Mit einem Mal befürchtete Raisa, es sei ein Fehler gewesen, ihre Töchter in diese fremde, neue Welt zu bringen. Sie betrachtete Elena, die jüngere, die neben ihr saß und durch ein kleines Fenster nach unten spähte, während der Düsenjet einen Kreis beschrieb.
– Was denkst du gerade?
Elena war so aufgeregt, dass sie die Frage nicht hörte. Raisa tippte ihr auf die Schulter und meinte:
– Die Stadt ist kleiner, als ich erwartet hatte.
Elena wandte sich um, das Einzige, was sie herausbrachte, war:
– Wir sind wirklich hier!
Dann starrte sie wieder hinunter auf die Stadt. Raisa stand auf und sah über ihre Rückenlehne nach ihrer älteren Tochter, die in der Reihe hinter ihr saß. Soja hockte auch dicht vor dem Fenster wie ein kleines Kind, und sog jedes Detail in sich auf. Raisa setzte sich beruhigt wieder hin, sie glaubte jetzt, dass es doch richtig gewesen war, ihre Töchter nach New York mitzunehmen – die Reise war für sie eine wunderbare Gelegenheit.

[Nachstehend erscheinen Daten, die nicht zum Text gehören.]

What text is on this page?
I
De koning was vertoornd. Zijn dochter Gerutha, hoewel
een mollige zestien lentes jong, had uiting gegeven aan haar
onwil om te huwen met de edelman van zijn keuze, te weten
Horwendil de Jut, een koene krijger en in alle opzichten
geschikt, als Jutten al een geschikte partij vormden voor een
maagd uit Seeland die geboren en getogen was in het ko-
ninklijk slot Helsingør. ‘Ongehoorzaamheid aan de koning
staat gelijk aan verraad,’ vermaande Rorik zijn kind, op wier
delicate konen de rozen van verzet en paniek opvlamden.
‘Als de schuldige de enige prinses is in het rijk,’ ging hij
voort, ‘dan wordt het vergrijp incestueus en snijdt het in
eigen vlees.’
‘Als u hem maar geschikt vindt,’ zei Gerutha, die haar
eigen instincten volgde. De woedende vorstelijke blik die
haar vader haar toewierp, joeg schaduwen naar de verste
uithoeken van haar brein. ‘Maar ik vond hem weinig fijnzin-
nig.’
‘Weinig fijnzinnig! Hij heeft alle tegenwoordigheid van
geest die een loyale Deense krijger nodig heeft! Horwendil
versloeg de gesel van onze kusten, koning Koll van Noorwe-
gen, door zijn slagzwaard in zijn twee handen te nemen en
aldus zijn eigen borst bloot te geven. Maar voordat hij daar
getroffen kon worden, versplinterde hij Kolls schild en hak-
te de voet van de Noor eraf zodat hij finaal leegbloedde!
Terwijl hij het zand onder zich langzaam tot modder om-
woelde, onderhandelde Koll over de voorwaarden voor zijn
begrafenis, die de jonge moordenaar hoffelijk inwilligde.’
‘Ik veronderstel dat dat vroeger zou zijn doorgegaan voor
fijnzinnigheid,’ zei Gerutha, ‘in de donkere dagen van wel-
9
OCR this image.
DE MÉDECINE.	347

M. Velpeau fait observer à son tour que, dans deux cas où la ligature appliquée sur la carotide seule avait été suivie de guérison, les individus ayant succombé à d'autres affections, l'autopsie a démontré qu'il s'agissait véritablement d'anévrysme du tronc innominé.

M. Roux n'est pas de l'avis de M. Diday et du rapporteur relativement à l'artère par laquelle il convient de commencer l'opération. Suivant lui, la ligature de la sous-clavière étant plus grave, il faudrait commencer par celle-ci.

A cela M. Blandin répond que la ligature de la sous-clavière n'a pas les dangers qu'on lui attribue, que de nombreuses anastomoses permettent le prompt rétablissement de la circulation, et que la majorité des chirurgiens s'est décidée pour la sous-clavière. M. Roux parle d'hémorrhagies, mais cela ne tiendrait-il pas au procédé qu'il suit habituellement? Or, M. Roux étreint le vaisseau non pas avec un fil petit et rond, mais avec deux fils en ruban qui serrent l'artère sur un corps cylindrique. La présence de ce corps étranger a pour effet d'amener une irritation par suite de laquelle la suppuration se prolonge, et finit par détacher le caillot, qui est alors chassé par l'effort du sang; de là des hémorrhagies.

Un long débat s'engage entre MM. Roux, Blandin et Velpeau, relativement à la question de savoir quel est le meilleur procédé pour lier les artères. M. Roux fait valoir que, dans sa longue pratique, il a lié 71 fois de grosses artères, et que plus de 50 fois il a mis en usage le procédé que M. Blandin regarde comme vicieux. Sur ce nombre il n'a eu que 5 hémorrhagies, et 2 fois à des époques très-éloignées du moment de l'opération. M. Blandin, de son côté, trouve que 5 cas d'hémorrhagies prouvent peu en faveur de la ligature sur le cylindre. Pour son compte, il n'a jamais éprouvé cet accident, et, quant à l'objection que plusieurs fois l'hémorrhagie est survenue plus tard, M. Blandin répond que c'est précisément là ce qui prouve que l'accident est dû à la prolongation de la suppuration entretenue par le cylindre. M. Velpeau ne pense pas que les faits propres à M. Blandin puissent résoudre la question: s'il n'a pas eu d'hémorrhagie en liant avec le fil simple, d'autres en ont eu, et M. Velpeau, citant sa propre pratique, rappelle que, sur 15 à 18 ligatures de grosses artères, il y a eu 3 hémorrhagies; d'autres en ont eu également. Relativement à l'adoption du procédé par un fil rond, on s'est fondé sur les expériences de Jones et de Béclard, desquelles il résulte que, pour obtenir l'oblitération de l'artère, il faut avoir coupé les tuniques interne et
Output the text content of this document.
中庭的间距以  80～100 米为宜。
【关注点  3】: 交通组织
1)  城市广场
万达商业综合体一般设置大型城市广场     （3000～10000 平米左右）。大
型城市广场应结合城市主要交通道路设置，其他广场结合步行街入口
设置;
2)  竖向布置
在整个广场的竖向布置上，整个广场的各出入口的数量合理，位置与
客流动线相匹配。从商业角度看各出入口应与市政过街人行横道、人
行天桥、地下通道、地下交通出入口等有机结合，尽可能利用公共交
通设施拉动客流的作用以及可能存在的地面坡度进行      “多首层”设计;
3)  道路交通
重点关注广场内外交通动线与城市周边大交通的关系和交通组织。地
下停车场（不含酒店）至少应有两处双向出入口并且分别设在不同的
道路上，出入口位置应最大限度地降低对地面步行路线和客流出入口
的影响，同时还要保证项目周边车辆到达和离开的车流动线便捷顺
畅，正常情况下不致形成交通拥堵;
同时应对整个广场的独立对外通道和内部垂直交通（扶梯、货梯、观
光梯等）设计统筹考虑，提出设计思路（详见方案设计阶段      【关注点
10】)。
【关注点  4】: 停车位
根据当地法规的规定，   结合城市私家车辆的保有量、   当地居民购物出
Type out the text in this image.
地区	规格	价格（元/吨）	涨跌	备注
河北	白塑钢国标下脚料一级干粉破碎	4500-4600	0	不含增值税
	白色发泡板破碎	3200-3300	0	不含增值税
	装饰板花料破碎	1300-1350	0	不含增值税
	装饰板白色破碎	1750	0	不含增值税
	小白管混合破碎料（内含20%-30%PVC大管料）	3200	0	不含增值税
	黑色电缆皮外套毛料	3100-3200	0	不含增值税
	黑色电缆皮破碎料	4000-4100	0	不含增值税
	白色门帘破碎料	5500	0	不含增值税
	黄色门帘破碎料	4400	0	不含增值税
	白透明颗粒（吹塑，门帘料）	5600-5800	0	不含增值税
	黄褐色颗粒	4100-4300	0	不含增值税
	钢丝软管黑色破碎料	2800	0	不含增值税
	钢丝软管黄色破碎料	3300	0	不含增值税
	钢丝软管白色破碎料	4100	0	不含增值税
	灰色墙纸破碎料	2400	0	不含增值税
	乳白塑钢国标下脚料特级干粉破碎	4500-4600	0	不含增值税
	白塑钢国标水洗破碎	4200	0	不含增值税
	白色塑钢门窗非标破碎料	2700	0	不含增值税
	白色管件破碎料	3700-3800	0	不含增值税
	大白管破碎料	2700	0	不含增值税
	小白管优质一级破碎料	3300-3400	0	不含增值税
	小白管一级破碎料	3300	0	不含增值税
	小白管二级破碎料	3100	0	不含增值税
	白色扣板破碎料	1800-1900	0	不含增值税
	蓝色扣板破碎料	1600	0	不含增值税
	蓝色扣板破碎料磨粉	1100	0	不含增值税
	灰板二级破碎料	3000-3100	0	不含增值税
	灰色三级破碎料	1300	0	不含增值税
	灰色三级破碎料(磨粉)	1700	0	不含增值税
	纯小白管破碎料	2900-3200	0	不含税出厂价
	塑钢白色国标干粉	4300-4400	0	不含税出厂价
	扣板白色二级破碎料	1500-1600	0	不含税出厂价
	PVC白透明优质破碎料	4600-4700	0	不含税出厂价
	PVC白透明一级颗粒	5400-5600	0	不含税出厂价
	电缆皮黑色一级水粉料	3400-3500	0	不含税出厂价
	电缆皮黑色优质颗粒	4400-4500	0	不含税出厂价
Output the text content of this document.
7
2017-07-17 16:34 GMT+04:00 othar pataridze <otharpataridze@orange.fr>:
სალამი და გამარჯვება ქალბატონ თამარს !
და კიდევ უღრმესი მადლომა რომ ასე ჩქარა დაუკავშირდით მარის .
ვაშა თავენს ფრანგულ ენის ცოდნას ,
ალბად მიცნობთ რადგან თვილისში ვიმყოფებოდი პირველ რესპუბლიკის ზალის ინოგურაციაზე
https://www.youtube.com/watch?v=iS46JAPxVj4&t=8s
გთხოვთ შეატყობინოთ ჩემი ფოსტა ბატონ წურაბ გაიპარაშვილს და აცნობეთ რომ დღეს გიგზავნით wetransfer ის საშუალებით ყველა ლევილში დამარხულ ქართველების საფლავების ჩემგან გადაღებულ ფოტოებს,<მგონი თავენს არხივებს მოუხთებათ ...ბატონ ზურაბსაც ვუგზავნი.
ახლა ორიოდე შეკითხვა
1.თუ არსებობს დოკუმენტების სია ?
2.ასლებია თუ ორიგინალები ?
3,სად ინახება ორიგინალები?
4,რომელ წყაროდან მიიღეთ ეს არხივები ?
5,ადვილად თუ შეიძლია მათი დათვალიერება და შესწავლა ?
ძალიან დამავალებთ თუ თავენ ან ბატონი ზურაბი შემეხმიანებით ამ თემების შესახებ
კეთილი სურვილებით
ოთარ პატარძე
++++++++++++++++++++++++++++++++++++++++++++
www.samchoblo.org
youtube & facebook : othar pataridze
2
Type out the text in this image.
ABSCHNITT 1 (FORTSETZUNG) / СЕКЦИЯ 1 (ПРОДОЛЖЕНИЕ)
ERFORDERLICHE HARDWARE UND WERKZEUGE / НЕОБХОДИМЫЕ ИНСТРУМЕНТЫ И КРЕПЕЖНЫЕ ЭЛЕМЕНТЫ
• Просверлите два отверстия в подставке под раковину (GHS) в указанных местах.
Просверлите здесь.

Der Pilot kündigte den Anflug an und erklärte, am Flughafen würden Vorbereitungen für ihre Landung getroffen, sicher für eine Art Feierlichkeit. Bei einer pompösen Abschiedszeremonie in Moskau hatte man ihnen gesagt, der Pilot habe 1959 schon Chruschtschow zu einem Staatsbesuch nach Amerika geflogen, und ihr Flugzeug sei das gleiche, das auch der Ministerpräsident benutzte, eines der wenigen Typen, die eine solche Strecke ohne Zwischentanken bewältigen konnten. Aus Sorge um das internationale Ansehen hatte der Kreml darauf bestanden, dass die Delegation in New York im fortschrittlichsten Jet der Welt landete.
Als die Tupolew Tu-114 über das Meer schwenkte und sich auf den Landeanflug auf den Flughafen John F. Kennedy vorbereitete, entdeckte Raisa eine kleinere Insel vor der Südspitze Manhattans. Sie drückte einen Finger gegen die Fensterscheibe und fragte Elena:
– Siehst du das?
Elena drückte sich immer noch die Nase am Fenster platt, damit ihr auf keinen Fall irgendein Wunder entging.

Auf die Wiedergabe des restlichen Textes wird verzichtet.